Chatham School District in New Jersey is also suing social media corporations over the crisis, voicing the same grievances as Seattle. The social media companies claim that they’ve taken steps to keep young people safe on their platforms, such as adding age restriction requirements. English teacher and Co-Chair of the Wyckoff Stigma Free Committee Mrs. Patrickio expresses her opinion on the lawsuit and its application to Indian Hills Students. “The lawsuit is a stand that needs to be taken and, quite frankly, there should be a class action suit on behalf of all school districts in the United States. The Seattle school district is treating it appropriately because they are trusted educational professionals who have seen the effects firsthand on the academic side and the social and emotional side of students.

“As someone who entered this profession when social media was in its infancy (Myspace), I have witnessed the detrimental change in students significantly. School districts and educational personnel are at their wit’s end. They have exhausted all avenues. They are spending tax dollars on education programs and guest speakers for students and families regarding the safe use of social media to no avail, additional professionals are hired to combat the growing cases of mental health issues resulting from social media use, and they are paying for treatment centers/ outpatient programs geared to aiding students in their recovery.

“Is it entirely the fault of the social media conglomerates? Not necessarily. Invention, discovery, and entrepreneurialism are all part of our way of life. This is a capitalist nation, but these companies haven’t done anything to change the narrative or alter the paradigm either. So essentially, the schools have done everything they can, it’s time for the social media companies to take ownership of the beast they created.”

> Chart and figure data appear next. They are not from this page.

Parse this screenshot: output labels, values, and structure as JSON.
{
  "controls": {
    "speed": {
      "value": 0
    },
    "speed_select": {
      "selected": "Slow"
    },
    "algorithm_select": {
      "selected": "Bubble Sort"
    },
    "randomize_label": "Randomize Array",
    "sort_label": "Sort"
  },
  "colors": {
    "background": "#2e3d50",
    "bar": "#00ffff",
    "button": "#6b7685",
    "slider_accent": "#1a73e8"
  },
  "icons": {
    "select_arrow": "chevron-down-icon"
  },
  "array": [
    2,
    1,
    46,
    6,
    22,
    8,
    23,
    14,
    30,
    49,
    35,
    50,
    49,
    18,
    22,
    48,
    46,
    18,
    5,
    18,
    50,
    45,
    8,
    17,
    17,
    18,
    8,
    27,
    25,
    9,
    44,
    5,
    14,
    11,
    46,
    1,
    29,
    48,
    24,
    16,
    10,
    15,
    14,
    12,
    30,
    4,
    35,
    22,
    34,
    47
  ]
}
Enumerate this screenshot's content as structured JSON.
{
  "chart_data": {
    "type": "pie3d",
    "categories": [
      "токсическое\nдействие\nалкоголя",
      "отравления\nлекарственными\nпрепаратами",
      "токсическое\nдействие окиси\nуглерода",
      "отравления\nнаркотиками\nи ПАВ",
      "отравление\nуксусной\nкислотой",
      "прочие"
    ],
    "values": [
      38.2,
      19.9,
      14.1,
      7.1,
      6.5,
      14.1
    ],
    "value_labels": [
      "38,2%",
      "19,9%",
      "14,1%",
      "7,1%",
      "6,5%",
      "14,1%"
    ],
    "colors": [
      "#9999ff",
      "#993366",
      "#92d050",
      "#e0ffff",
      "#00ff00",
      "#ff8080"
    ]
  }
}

Krystal Mason, a junior at Indian Hills, takes a similar stance on the issue. “Overall I think the lawsuit is 100% reasonable. Social media platforms directly contribute to the mental well-being of all teens whether it is unintentional or not. Schools are supposed to have their students’ best interests at heart, so if that is what they feel is a necessary measure, I think schools absolutely have every right to sue. Negative information is constantly spewed at teens on a daily basis through social media and although all creators have the ability to post whatever they choose, there are measures that social media can take to filter out toxic content. Therefore, I feel that social media platforms are mostly at fault for the youth mental health crisis. The Seattle district is doing the right thing. There is not much school districts can do about this unfortunately given how powerful the social media industry is. However, if one school district stands up, more school districts may join in to spark true change.”

Both students and teachers want to hold social media accountable for the part they play in the youth mental health crisis. Students should continue to learn and recognize the negative impacts of increased screen time, unfiltered content, and addictive properties of social media.